A Machine Learning Approach for an Indonesian-English Cross Language Question Answering System


IEICE TRANSACTIONS on Information and Systems   Vol.E90-D   No.11   pp.1841-1852
Publication Date: 2007/11/01
Online ISSN: 1745-1361
DOI: 10.1093/ietisy/e90-d.11.1841
Print ISSN: 0916-8532
Type of Manuscript: PAPER
Category: Natural Language Processing
Cross Language Question Answering,  Indonesian-English CLQA,  limited resource language,  machine learning,  

Full Text: PDF>>
Buy this Article

We have built a CLQA (Cross Language Question Answering) system for a source language with limited data resources (e.g. Indonesian) using a machine learning approach. The CLQA system consists of four modules: question analyzer, keyword translator, passage retriever and answer finder. We used machine learning in two modules, the question classifier (part of the question analyzer) and the answer finder. In the question classifier, we classify the EAT (Expected Answer Type) of a question by using SVM (Support Vector Machine) method. Features for the classification module are basically the output of our shallow question parsing module. To improve the classification score, we use statistical information extracted from our Indonesian corpus. In the answer finder module, using an approach different from the common approach in which answer is located by matching the named entity of the word corpus with the EAT of question, we locate the answer by text chunking the word corpus.
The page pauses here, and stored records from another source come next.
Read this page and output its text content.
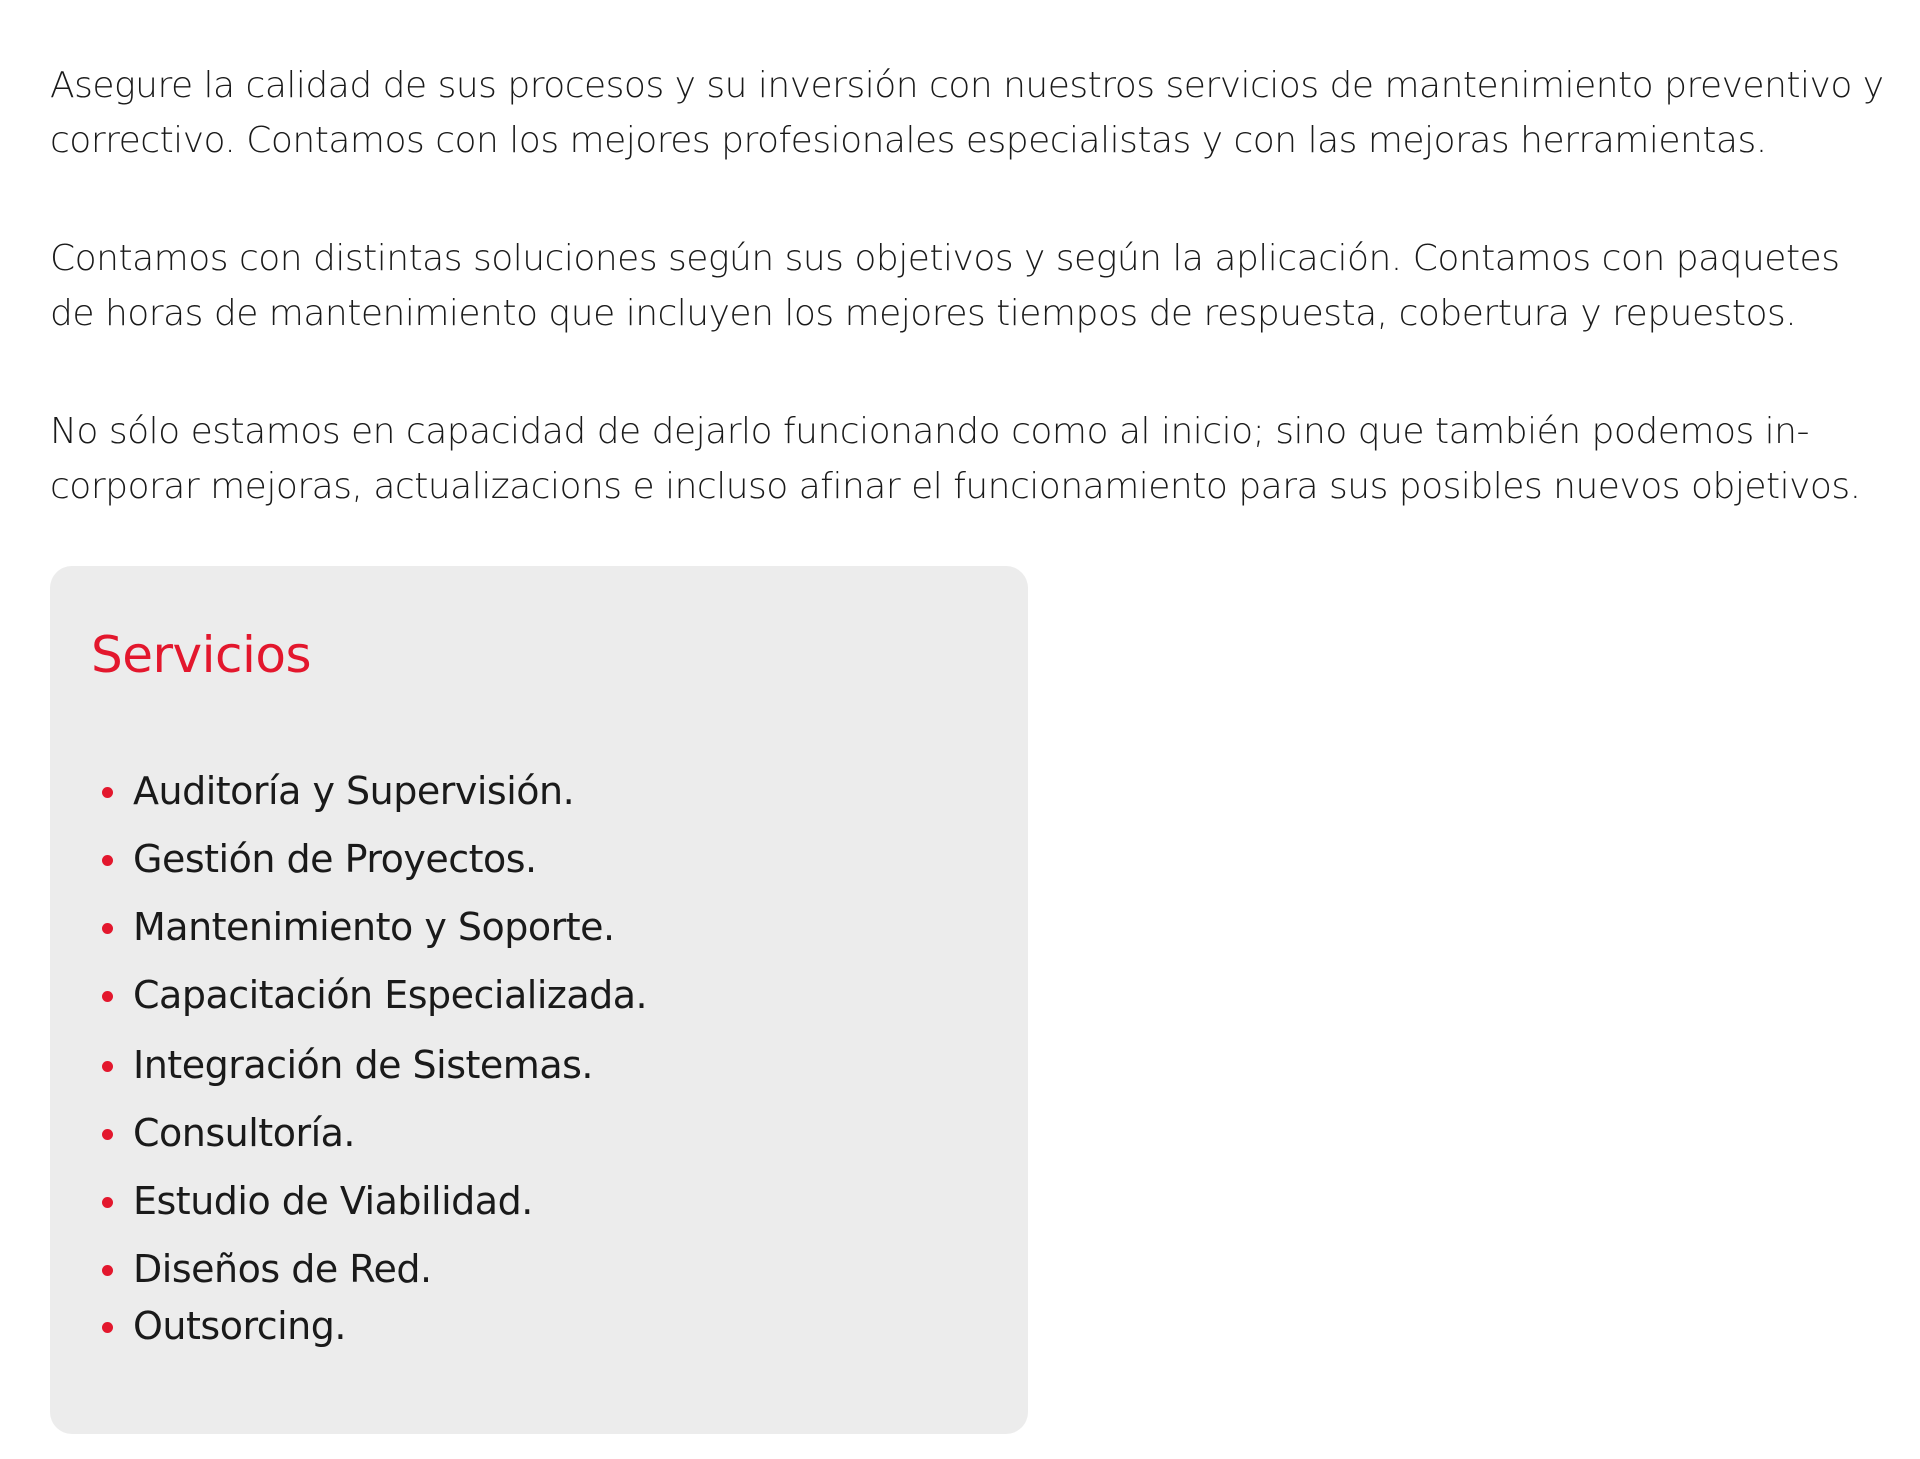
Asegure la calidad de sus procesos y su inversión con nuestros servicios de mantenimiento preventivo y
correctivo. Contamos con los mejores profesionales especialistas y con las mejoras herramientas.

Contamos con distintas soluciones según sus objetivos y según la aplicación. Contamos con paquetes
de horas de mantenimiento que incluyen los mejores tiempos de respuesta, cobertura y repuestos.

No sólo estamos en capacidad de dejarlo funcionando como al inicio; sino que también podemos in-
corporar mejoras, actualizacions e incluso afinar el funcionamiento para sus posibles nuevos objetivos.

Servicios
Auditoría y Supervisión.
Gestión de Proyectos.
Mantenimiento y Soporte.
Capacitación Especializada.
Integración de Sistemas.
Consultoría.
Estudio de Viabilidad.
Diseños de Red.
Outsorcing.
The features for the SVM based text chunking process consist of question features, word corpus features and similarity scores between the word corpus and the question keyword. In this way, we eliminate the named entity tagging process for the target document. As for the keyword translator module, we use an Indonesian-English dictionary to translate Indonesian keywords into English. We also use some simple patterns to transform some borrowed English words. The keywords are then combined in boolean queries in order to retrieve relevant passages using IDF scores. We first conducted an experiment using 2,837 questions (about 10% are used as the test data) obtained from 18 Indonesian college students. We next conducted a similar experiment using the NTCIR (NII Test Collection for IR Systems) 2005 CLQA task by translating the English questions into Indonesian. Compared to the Japanese-English and Chinese-English CLQA results in the NTCIR 2005, we found that our system is superior to others except for one system that uses a high data resource employing 3 dictionaries. Further, a rough comparison with two other Indonesian-English CLQA systems revealed that our system achieved higher accuracy score.